Alongside the long-term project of designing a fully functional artificial heart, devices have been developed to assist the human heart. Some of these, such as Dr. DeBakey’s Left Ventricular Assist Device (LVAD), which aids a weak heart rather than completely replacing it, have been more successful than originally foreseen. Other prototypes are also in the pipeline such as the Jarvik-2000 that also fits into the left ventricle to assist the pumping action of a damaged heart.

Commercial interests

The AbioCor’s development was assisted by legislation passed in 1988, requiring the US National Heart, Lung and Blood Institute (NHLBI) to award $US22.6 million to four contractors (including Abiomed) to build an artificial heart. So far, the contracts, which was reduced to two—Abiomed and Pennsylvania State University, each received $13 million from the NHLBI. Then Abiomed began to pour private money into the project, with $10 million injected in 1998.

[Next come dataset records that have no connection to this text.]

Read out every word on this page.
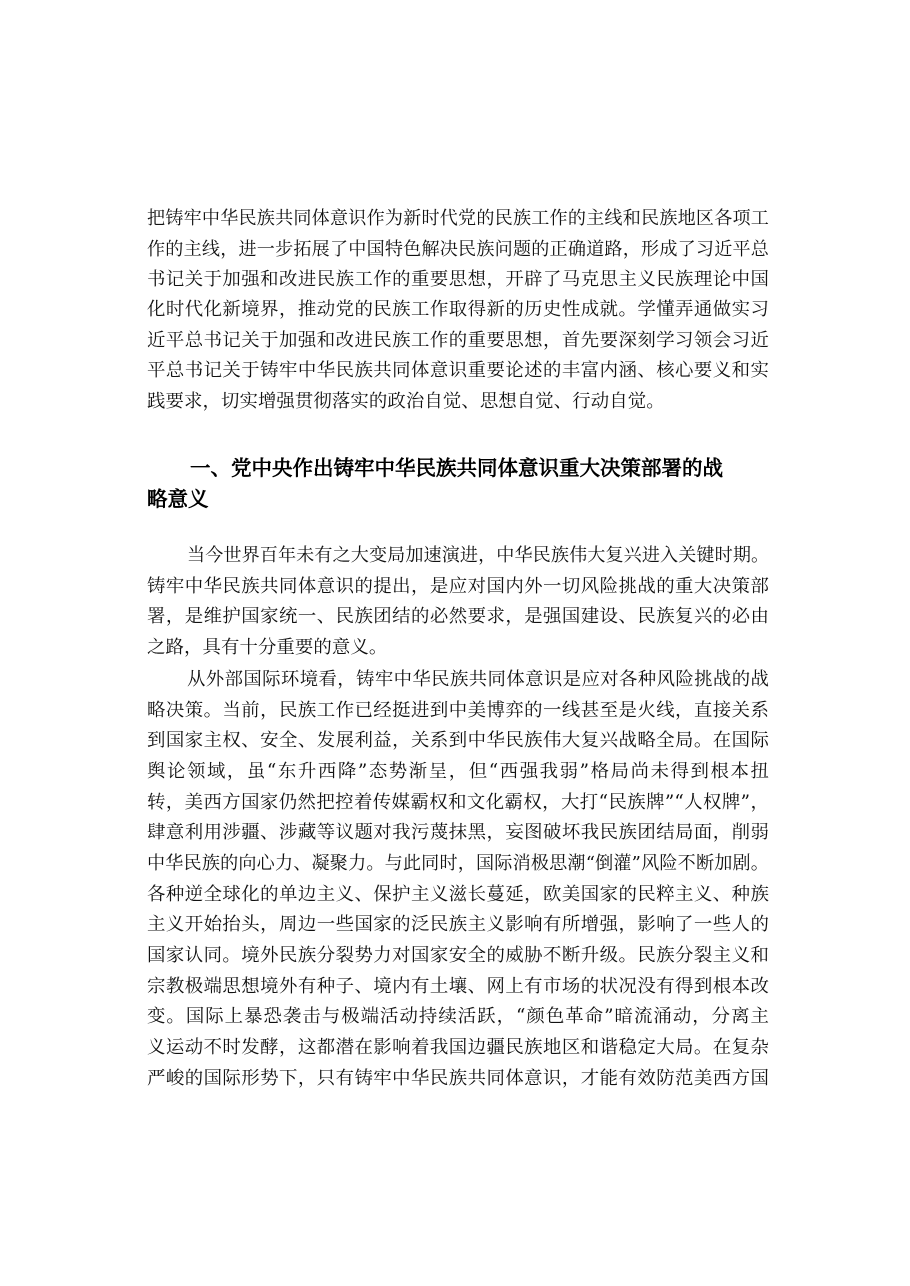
把铸牢中华民族共同体意识作为新时代党的民族工作的主线和民族地区各项工
作的主线，进一步拓展了中国特色解决民族问题的正确道路，形成了习近平总
书记关于加强和改进民族工作的重要思想，开辟了马克思主义民族理论中国
化时代化新境界，推动党的民族工作取得新的历史性成就。学懂弄通做实习
近平总书记关于加强和改进民族工作的重要思想，首先要深刻学习领会习近
平总书记关于铸牢中华民族共同体意识重要论述的丰富内涵、核心要义和实
践要求，切实增强贯彻落实的政治自觉、思想自觉、行动自觉。
一、党中央作出铸牢中华民族共同体意识重大决策部署的战
略意义
当今世界百年未有之大变局加速演进，中华民族伟大复兴进入关键时期。
铸牢中华民族共同体意识的提出，是应对国内外一切风险挑战的重大决策部
署，是维护国家统一、民族团结的必然要求，是强国建设、民族复兴的必由
之路，具有十分重要的意义。
从外部国际环境看，铸牢中华民族共同体意识是应对各种风险挑战的战
略决策。当前，民族工作已经挺进到中美博弈的一线甚至是火线，直接关系
到国家主权、安全、发展利益，关系到中华民族伟大复兴战略全局。在国际
舆论领域，虽“东升西降”态势渐呈，但“西强我弱”格局尚未得到根本扭
转，美西方国家仍然把控着传媒霸权和文化霸权，大打“民族牌”“人权牌”，
肆意利用涉疆、涉藏等议题对我污蔑抹黑，妄图破坏我民族团结局面，削弱
中华民族的向心力、凝聚力。与此同时，国际消极思潮“倒灌”风险不断加剧。
各种逆全球化的单边主义、保护主义滋长蔓延，欧美国家的民粹主义、种族
主义开始抬头，周边一些国家的泛民族主义影响有所增强，影响了一些人的
国家认同。境外民族分裂势力对国家安全的威胁不断升级。民族分裂主义和
宗教极端思想境外有种子、境内有土壤、网上有市场的状况没有得到根本改
变。国际上暴恐袭击与极端活动持续活跃，“颜色革命”暗流涌动，分离主
义运动不时发酵，这都潜在影响着我国边疆民族地区和谐稳定大局。在复杂
严峻的国际形势下，只有铸牢中华民族共同体意识，才能有效防范美西方国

These private companies are seeking to protect their investment. A deal struck between the Jewish Hospital and Abiomed prevents any independent public or scientific scrutiny of the patient’s progress. All press statements have been made through Abiomed, not the hospital or the surgeons involved in the operation. According to one of the surgeons involved, Dr Gray, “Abiomed instructed me not to talk to reporters.”

The secrecy is directly connected to financial rather than scientific concerns. The company was concerned to manage press coverage to ensure maximum possible boost for their share prices. On the day the operation took place Abiomed stocks surged about 13 percent or $3.18 to $26.66 on the Nasdaq. Last December they rose almost 30 per cent, when the company announced it was ready to launch clinical trials.

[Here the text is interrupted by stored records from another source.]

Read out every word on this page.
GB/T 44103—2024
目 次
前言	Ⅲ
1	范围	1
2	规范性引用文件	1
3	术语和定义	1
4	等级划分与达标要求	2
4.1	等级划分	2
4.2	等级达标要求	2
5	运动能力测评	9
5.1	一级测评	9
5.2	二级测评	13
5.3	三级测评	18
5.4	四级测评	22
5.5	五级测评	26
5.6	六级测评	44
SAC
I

Dr Arthur Caplan, head of the Centre for Bioethics at the University of Pennsylvania, pointed out that Abiomed wanted to avoid the type of bad publicity that surrounded Jarvik-7. “The company has decided that by managing the news it can fend off bad news, keep its attractiveness out front for investors. It’s a better business strategy,” he said.

George J. Annas from Boston University was more critical of the decision. He noted that although medical research is often done without public scrutiny until journal articles appear, Abiomed’s research received public money. He said that it was “unheard of to turn over responsibility for information about a patient’s condition to a manufacturer, which has the responsibility for keeping the device in running order but no responsibility for clinical care.”

Robert Jarvik, inventor of the Jarvik-7 artificial heart, pointed out that public discussion and debate is essential to the further scientific development. “There’s a very healthy discussion that usually goes on about cases that are proceeding, and that discussion has been stifled by Abiomed’s approach,” he said.

Potentially lucrative fields of science such as biotechnology and medicine are, however, big business. The apologists for the capitalism always like to insist that profit and the operation of the market are a spur to scientific progress and achievement. The case of AbioCor illustrates one of the many ways in which the priorities of big business act to impede scientific development. The implantation of the artificial heart is certainly a testimony to human ingenuity—despite, not because of, the operation of the market.